Dr. Schoefer and colleagues noted that the link with asthma could well be explained by reverse causality - babies who had breathing difficulties might not be taken to the pool in the first place.

"The study shows that allowing babies to swim is possibly not as harmless with regard to infections as has been presumed till now," noted co-author Joachim Heinrich, Ph.D., also of the research center here.

"Clearly, swimming (in pools) is associated with a variety of different illnesses," commented Michael Beach, Ph.D., acting associate director for healthy water at the CDC in Atlanta.

The problem is two-fold, he said. On one hand, bathers often don't take showers before swimming, meaning they bring potential pathogens into what he called "communal bathing."

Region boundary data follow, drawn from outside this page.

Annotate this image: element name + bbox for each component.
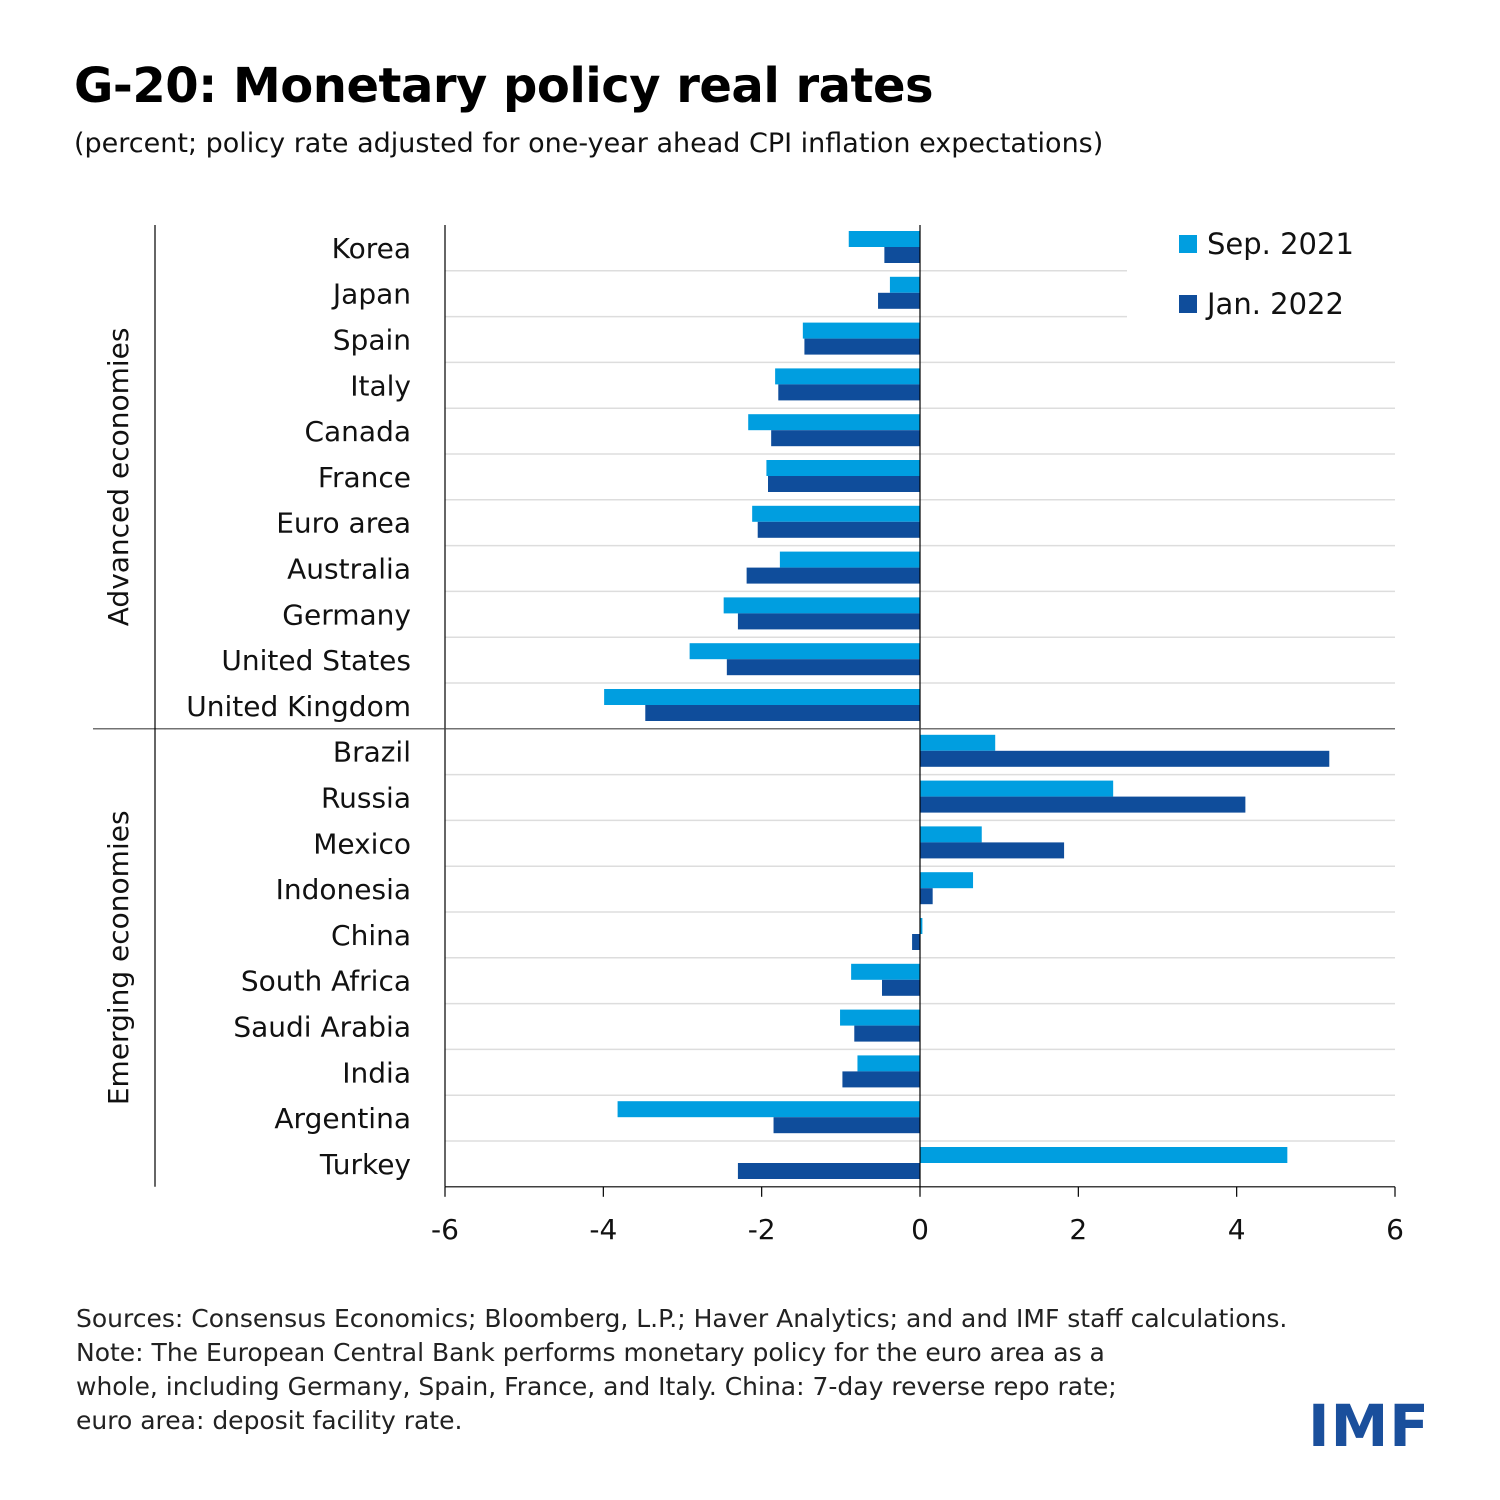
bar-sep-2021-euro-area — [752, 505, 920, 522]
bar-sep-2021-spain — [802, 322, 920, 339]
x-tick-label: -6 — [431, 1213, 459, 1246]
imf-logo: IMF — [1308, 1392, 1430, 1460]
axes: -6 -4 -2 0 2 4 6 — [93, 225, 1404, 1246]
bar-sep-2021-united-states — [689, 643, 920, 660]
category-label-germany: Germany — [282, 598, 411, 631]
bar-jan-2022-indonesia — [920, 888, 933, 905]
bars — [604, 231, 1330, 1179]
category-label-saudi-arabia: Saudi Arabia — [233, 1011, 411, 1044]
category-label-south-africa: South Africa — [241, 965, 411, 998]
footnote-note-line-1: Note: The European Central Bank performs… — [76, 1338, 1105, 1367]
x-tick-label: 0 — [911, 1213, 929, 1246]
legend: Sep. 2021 Jan. 2022 — [1179, 227, 1354, 321]
legend-swatch-jan-2022 — [1179, 295, 1197, 313]
x-tick-label: -2 — [748, 1213, 776, 1246]
footnote-note-line-2: whole, including Germany, Spain, France,… — [76, 1372, 1117, 1401]
bar-jan-2022-australia — [746, 567, 920, 584]
category-label-united-kingdom: United Kingdom — [186, 690, 411, 723]
bar-sep-2021-india — [857, 1055, 920, 1072]
bar-jan-2022-argentina — [773, 1117, 920, 1134]
category-label-mexico: Mexico — [313, 827, 411, 860]
bar-sep-2021-mexico — [920, 826, 982, 843]
bar-sep-2021-indonesia — [920, 872, 974, 889]
bar-sep-2021-united-kingdom — [604, 689, 920, 705]
category-label-korea: Korea — [332, 232, 411, 265]
category-label-france: France — [318, 461, 411, 494]
category-label-canada: Canada — [304, 415, 411, 448]
bar-jan-2022-south-africa — [882, 979, 920, 996]
bar-chart: -6 -4 -2 0 2 4 6 Korea Japan Spain Italy Canada Fra… — [93, 225, 1404, 1246]
x-tick-label: 4 — [1228, 1213, 1246, 1246]
category-label-india: India — [342, 1056, 411, 1089]
x-tick-label: 2 — [1069, 1213, 1087, 1246]
bar-sep-2021-china — [920, 918, 923, 934]
bar-sep-2021-brazil — [920, 734, 996, 751]
category-label-united-states: United States — [221, 644, 411, 677]
bar-sep-2021-france — [766, 460, 920, 476]
bar-jan-2022-euro-area — [757, 521, 920, 538]
bar-sep-2021-australia — [779, 551, 920, 568]
bar-jan-2022-mexico — [920, 842, 1065, 859]
x-tick-label: -4 — [589, 1213, 617, 1246]
category-label-australia: Australia — [287, 553, 411, 586]
x-tick-label: 6 — [1386, 1213, 1404, 1246]
category-label-japan: Japan — [331, 278, 411, 311]
category-label-spain: Spain — [333, 324, 411, 357]
bar-jan-2022-united-kingdom — [645, 705, 920, 721]
bar-jan-2022-korea — [884, 247, 920, 263]
category-label-china: China — [331, 919, 411, 952]
bar-sep-2021-germany — [723, 597, 920, 614]
bar-jan-2022-india — [842, 1071, 920, 1088]
bar-jan-2022-canada — [771, 430, 920, 447]
bar-jan-2022-russia — [920, 796, 1246, 813]
category-label-indonesia: Indonesia — [276, 873, 411, 906]
bar-jan-2022-italy — [778, 384, 920, 401]
bar-sep-2021-south-africa — [851, 963, 920, 980]
chart-title: G-20: Monetary policy real rates — [74, 58, 934, 114]
bar-jan-2022-spain — [804, 338, 920, 355]
bar-sep-2021-italy — [775, 368, 920, 385]
footnote-note-line-3: euro area: deposit facility rate. — [76, 1406, 463, 1435]
category-label-euro-area: Euro area — [276, 507, 411, 540]
bar-sep-2021-turkey — [920, 1147, 1288, 1163]
bar-jan-2022-turkey — [737, 1163, 920, 1179]
bar-sep-2021-russia — [920, 780, 1114, 797]
bar-sep-2021-saudi-arabia — [840, 1009, 920, 1026]
category-label-argentina: Argentina — [274, 1102, 411, 1135]
category-label-turkey: Turkey — [319, 1148, 411, 1181]
footnote: Sources: Consensus Economics; Bloomberg,… — [76, 1302, 1396, 1438]
legend-swatch-sep-2021 — [1179, 235, 1197, 253]
footnote-sources: Sources: Consensus Economics; Bloomberg,… — [76, 1304, 1288, 1333]
chart-subtitle: (percent; policy rate adjusted for one-y… — [74, 128, 1104, 159]
bar-jan-2022-china — [912, 934, 920, 950]
bar-jan-2022-brazil — [920, 750, 1330, 767]
legend-label-sep-2021: Sep. 2021 — [1207, 227, 1354, 261]
bar-sep-2021-korea — [848, 231, 920, 247]
group-label-emerging: Emerging economies — [102, 810, 135, 1105]
category-labels: Korea Japan Spain Italy Canada France Euro are… — [102, 232, 411, 1181]
category-label-russia: Russia — [321, 782, 411, 815]
bar-sep-2021-argentina — [617, 1101, 920, 1118]
category-label-italy: Italy — [350, 369, 411, 402]
category-label-brazil: Brazil — [333, 736, 411, 769]
bar-jan-2022-united-states — [726, 659, 920, 676]
bar-jan-2022-japan — [878, 292, 920, 309]
bar-jan-2022-germany — [737, 613, 920, 630]
bar-jan-2022-saudi-arabia — [854, 1025, 920, 1042]
bar-sep-2021-japan — [889, 276, 920, 293]
legend-label-jan-2022: Jan. 2022 — [1205, 287, 1344, 321]
bar-jan-2022-france — [768, 476, 920, 492]
bar-sep-2021-canada — [748, 414, 920, 431]
group-label-advanced: Advanced economies — [102, 328, 135, 627]
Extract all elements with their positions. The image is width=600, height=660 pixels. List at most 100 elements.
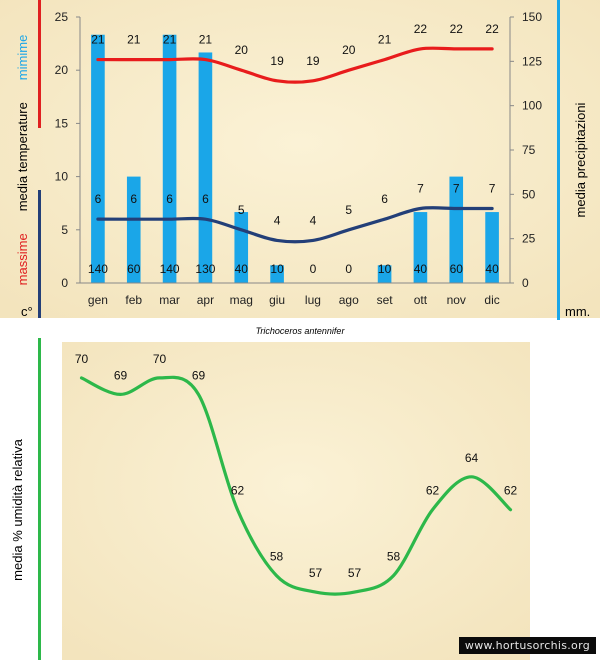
max-temp-label: 22 [450, 22, 464, 36]
category-label: lug [305, 293, 321, 307]
min-temp-label: 7 [453, 182, 460, 196]
humidity-label: 62 [231, 484, 245, 498]
humidity-axis-title: media % umidità relativa [10, 438, 25, 580]
max-temp-label: 20 [342, 43, 356, 57]
humidity-label: 69 [114, 368, 128, 382]
precip-bar [485, 212, 499, 283]
max-temp-label: 19 [270, 54, 284, 68]
precip-label: 60 [450, 262, 464, 276]
min-temp-label: 6 [130, 192, 137, 206]
humidity-accent-bar [38, 338, 41, 660]
chart1-lines [96, 46, 494, 244]
precip-label: 10 [270, 262, 284, 276]
category-label: set [377, 293, 394, 307]
right-axis-unit: mm. [565, 304, 590, 319]
humidity-label: 69 [192, 368, 206, 382]
precip-label: 40 [414, 262, 428, 276]
max-accent-bar [38, 0, 41, 128]
precip-label: 40 [485, 262, 499, 276]
max-temp-label: 21 [91, 33, 105, 47]
left-tick-label: 0 [61, 276, 68, 290]
precip-label: 140 [88, 262, 108, 276]
min-temp-label: 6 [166, 192, 173, 206]
min-temp-label: 5 [345, 203, 352, 217]
min-temp-label: 6 [202, 192, 209, 206]
chart1-data-labels: 21 21 21 21 20 19 19 20 21 22 22 22 6 6 6 6 5 4 4 5 6 7 7 7 140 6… [88, 22, 499, 276]
min-temp-label: 5 [238, 203, 245, 217]
right-tick-label: 150 [522, 10, 542, 24]
precip-label: 10 [378, 262, 392, 276]
humidity-label: 70 [153, 352, 167, 366]
max-temp-label: 21 [127, 33, 141, 47]
precip-label: 0 [345, 262, 352, 276]
category-label: mag [230, 293, 253, 307]
left-axis-title: massimemedia temperaturemimime [15, 35, 30, 286]
min-temp-label: 7 [489, 182, 496, 196]
left-tick-label: 20 [55, 63, 69, 77]
right-tick-label: 100 [522, 99, 542, 113]
label-mimime: mimime [15, 35, 30, 81]
min-temp-label: 4 [274, 213, 281, 227]
chart2-line [79, 375, 513, 596]
right-tick-label: 125 [522, 54, 542, 68]
min-temp-line [96, 206, 494, 244]
right-tick-label: 25 [522, 232, 536, 246]
min-temp-label: 6 [381, 192, 388, 206]
precip-label: 40 [235, 262, 249, 276]
category-label: dic [484, 293, 499, 307]
watermark: www.hortusorchis.org [458, 637, 596, 654]
min-temp-label: 4 [310, 213, 317, 227]
category-label: apr [197, 293, 214, 307]
category-label: mar [159, 293, 180, 307]
max-temp-line [96, 46, 494, 84]
max-temp-label: 21 [199, 33, 213, 47]
precip-label: 130 [195, 262, 215, 276]
label-massime: massime [15, 233, 30, 285]
left-tick-label: 25 [55, 10, 69, 24]
humidity-line [79, 375, 513, 596]
min-temp-label: 6 [95, 192, 102, 206]
right-tick-label: 50 [522, 187, 536, 201]
precip-bar [162, 34, 177, 283]
precip-accent-bar [557, 0, 560, 320]
precip-label: 140 [160, 262, 180, 276]
precip-bar [449, 176, 464, 283]
category-label: ago [339, 293, 359, 307]
category-label: giu [269, 293, 285, 307]
min-accent-bar [38, 190, 41, 318]
max-temp-label: 22 [414, 22, 428, 36]
max-temp-label: 19 [306, 54, 320, 68]
humidity-label: 58 [270, 550, 284, 564]
min-temp-label: 7 [417, 182, 424, 196]
humidity-label: 62 [504, 484, 518, 498]
precip-bar [91, 34, 105, 283]
max-temp-label: 21 [163, 33, 177, 47]
chart2-background [62, 342, 530, 660]
precip-bar [377, 265, 392, 283]
precip-bar [126, 176, 141, 283]
category-label: ott [414, 293, 428, 307]
precip-bar [270, 265, 284, 283]
humidity-label: 58 [387, 550, 401, 564]
precip-bar [413, 212, 428, 283]
humidity-label: 62 [426, 484, 440, 498]
right-tick-label: 75 [522, 143, 536, 157]
max-temp-label: 20 [235, 43, 249, 57]
humidity-label: 57 [348, 566, 362, 580]
humidity-label: 57 [309, 566, 323, 580]
precip-label: 0 [310, 262, 317, 276]
max-temp-label: 22 [485, 22, 499, 36]
right-tick-label: 0 [522, 276, 529, 290]
left-tick-label: 5 [61, 223, 68, 237]
category-label: nov [447, 293, 466, 307]
left-tick-label: 15 [55, 116, 69, 130]
max-temp-label: 21 [378, 33, 392, 47]
category-label: feb [125, 293, 142, 307]
category-label: gen [88, 293, 108, 307]
left-axis-unit: c° [21, 304, 33, 319]
humidity-label: 64 [465, 451, 479, 465]
humidity-label: 70 [75, 352, 89, 366]
chart-title: Trichoceros antennifer [256, 326, 346, 336]
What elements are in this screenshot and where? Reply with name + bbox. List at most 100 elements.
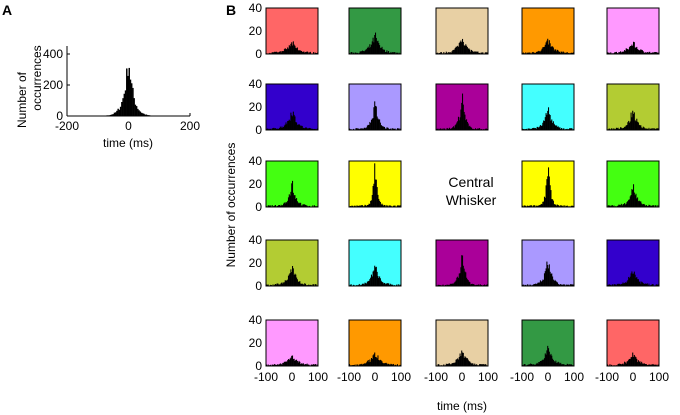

On the other hand, pools are often poorly maintained. A 2002 CDC study found that only half of pools that were inspected that year were free of health violations, although Dr. Beach cautioned that most violations were minor. Only about 8.5% of pools and 11% of spas were closed for health concerns, he said.

Interestingly, he added, there is no national standard for pool sanitation, although the CDC is in the process of drafting a set of model guidelines. Currently, though, most pools in the U.S. use between one and three parts per million of chlorine as a decontaminant.

The pools in the German study used about 0.2 parts per million of chlorine, the researchers said.